Le secrétaire d’Etat américain s’en est de nouveau pris au gouvernement chinois pour sa gestion du coronavirus, l’accusant d’avoir «détruit des échantillons» et profité de l’épidémie pour faire pression sur ses voisins.

Lors d’un point de presse, Mike Pompeo a déclaré que les Etats-Unis avaient la ferme conviction que la Chine n’avait pas fait état dès que possible de l’apparition de l’épidémie, en violation des règlements de l’Organisation mondiale de la santé (OMS), et s’était gardé de rapporter la transmission d’humain à humain du virus «pendant un mois, jusqu’à ce qu’il soit dans toutes les provinces» de Chine continentale.

Pour le chef de la diplomatie américaine, le gouvernement chinois a suspendu les tests de nouveaux échantillons du virus, «détruit des échantillons existants» et de n’avoir pas partagé les échantillons avec le reste du monde, «rendant impossible le suivi de l’évolution de la maladie».

L’administration Trump a dénoncé à de nombreuses reprises la gestion par Pékin de l’épidémie apparue en décembre 2019 à Wuhan, avant de se propager dans le monde.

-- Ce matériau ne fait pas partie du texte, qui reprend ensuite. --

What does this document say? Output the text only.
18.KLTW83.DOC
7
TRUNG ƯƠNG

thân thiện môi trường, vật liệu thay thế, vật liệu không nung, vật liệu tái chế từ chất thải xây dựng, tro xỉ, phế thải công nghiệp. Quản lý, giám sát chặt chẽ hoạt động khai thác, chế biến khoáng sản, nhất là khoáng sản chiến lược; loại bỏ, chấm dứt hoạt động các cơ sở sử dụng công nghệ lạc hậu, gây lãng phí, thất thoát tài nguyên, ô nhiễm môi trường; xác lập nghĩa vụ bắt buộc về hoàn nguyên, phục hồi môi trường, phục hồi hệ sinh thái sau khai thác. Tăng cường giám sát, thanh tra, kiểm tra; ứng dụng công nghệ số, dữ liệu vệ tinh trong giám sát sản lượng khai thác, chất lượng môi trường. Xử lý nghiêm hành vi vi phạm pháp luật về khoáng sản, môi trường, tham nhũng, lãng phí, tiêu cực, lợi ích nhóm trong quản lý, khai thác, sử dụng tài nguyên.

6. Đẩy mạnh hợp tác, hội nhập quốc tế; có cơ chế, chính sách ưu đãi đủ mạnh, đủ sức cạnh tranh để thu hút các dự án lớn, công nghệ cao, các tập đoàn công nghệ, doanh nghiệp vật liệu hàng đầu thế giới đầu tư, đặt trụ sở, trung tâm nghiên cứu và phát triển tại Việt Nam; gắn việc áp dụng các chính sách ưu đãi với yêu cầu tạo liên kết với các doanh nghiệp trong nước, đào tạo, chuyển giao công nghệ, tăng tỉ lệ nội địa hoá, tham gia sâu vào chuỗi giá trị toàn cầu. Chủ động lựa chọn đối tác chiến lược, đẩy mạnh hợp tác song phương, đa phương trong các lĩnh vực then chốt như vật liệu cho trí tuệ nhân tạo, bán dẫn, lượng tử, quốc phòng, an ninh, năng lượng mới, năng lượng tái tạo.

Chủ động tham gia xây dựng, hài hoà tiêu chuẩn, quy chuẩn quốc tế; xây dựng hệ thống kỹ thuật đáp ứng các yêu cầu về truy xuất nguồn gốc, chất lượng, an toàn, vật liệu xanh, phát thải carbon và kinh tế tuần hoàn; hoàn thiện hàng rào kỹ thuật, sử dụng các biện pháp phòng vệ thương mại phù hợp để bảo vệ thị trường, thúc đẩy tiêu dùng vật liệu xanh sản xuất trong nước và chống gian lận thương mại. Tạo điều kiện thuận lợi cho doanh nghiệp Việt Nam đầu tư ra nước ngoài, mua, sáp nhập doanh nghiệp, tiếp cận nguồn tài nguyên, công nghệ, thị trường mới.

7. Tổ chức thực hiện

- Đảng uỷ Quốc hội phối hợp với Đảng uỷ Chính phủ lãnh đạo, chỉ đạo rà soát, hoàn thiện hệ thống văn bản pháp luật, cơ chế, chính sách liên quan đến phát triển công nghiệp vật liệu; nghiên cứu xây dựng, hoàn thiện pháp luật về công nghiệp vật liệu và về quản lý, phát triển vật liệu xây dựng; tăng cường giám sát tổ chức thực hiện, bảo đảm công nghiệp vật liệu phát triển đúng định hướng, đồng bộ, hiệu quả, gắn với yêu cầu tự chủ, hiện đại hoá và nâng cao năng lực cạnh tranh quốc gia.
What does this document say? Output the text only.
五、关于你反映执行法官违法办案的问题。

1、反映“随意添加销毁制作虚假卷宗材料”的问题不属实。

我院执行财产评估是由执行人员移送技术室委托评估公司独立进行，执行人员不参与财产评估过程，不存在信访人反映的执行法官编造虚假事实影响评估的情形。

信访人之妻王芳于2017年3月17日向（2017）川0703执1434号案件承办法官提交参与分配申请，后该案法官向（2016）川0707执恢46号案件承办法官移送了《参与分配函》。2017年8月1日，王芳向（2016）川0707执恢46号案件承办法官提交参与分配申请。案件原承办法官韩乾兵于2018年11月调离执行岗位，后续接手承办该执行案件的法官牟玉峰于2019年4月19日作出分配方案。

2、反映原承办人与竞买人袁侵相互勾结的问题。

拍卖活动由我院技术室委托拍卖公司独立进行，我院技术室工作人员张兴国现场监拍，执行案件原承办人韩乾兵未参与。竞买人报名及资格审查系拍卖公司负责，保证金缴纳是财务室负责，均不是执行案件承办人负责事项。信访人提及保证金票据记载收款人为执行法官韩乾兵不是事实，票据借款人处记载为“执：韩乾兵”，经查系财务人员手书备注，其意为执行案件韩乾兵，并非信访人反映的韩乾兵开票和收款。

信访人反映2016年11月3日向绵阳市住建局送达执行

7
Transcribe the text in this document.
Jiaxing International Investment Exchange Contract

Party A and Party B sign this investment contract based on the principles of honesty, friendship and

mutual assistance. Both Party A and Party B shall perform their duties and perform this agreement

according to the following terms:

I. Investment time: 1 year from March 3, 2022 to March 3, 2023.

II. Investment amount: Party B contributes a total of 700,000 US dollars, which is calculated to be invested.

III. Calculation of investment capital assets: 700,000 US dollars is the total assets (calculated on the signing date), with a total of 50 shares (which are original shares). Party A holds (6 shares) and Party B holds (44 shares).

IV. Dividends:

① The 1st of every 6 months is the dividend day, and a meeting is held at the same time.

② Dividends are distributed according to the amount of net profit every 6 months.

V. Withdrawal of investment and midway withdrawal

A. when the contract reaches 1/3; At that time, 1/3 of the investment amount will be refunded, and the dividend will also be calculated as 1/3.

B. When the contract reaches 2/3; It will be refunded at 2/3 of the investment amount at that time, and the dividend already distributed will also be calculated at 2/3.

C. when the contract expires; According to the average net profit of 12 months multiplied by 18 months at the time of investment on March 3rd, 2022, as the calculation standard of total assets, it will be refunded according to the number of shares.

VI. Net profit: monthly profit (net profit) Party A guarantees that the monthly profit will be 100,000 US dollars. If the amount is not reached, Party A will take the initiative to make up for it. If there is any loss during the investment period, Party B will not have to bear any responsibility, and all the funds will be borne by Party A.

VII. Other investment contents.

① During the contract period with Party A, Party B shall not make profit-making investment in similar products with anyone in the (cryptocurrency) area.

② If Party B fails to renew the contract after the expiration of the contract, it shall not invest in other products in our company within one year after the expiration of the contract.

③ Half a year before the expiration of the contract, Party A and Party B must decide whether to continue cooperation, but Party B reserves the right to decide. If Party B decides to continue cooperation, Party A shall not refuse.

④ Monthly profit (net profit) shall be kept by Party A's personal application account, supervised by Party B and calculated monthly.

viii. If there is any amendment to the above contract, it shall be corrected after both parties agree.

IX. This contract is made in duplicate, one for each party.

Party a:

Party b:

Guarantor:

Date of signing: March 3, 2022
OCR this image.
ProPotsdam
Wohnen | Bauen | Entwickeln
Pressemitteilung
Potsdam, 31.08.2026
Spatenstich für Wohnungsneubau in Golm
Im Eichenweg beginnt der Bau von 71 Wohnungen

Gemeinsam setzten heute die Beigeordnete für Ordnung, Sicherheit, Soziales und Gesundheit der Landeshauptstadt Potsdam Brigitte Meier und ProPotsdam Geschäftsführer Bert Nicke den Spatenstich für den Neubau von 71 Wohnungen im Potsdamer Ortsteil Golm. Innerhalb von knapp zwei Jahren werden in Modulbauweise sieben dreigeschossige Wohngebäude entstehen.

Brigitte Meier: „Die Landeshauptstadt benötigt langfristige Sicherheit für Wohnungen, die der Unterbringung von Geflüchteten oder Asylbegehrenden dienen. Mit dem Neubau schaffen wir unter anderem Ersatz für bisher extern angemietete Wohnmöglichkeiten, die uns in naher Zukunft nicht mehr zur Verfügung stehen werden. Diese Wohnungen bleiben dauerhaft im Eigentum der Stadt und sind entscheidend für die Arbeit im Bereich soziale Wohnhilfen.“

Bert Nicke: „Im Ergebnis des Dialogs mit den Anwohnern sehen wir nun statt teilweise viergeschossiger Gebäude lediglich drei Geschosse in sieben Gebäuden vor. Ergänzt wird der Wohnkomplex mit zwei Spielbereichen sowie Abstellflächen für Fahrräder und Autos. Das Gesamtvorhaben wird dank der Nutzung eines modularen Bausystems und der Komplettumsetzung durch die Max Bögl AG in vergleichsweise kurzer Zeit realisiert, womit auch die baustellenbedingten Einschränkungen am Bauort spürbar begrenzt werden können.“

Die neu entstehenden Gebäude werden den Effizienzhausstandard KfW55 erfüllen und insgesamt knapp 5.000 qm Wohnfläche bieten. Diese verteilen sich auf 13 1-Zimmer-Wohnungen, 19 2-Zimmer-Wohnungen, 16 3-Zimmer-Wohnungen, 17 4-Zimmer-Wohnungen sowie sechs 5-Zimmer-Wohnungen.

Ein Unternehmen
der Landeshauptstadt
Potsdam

Même après la notification par les autorités chinoises auprès de l’OMS du nouveau virus, Mike Pompeo a estimé que la Chine «n’a pas partagé toutes les informations qu’elle avait». Au lieu de cela, a poursuivi le représentant américain, «elle a caché à quelle point la maladie était dangereuse».

Donald Trump a annoncé la semaine dernière la suspension du financement américain de l’OMS, accusant l’agence onusienne d’avoir encouragé la «désinformation» chinoise au sujet de l’épidémie.

Des représentants de l’OMS ont rejeté ces accusations et fait savoir que la Chine avait fait preuve de transparence. Le président américain a mis en doute le bilan de l’épidémie rapporté de Chine et prévenu que celle-ci ferait face à des «conséquences» s’il était avéré qu’elle était «sciemment responsable» du nouveau virus.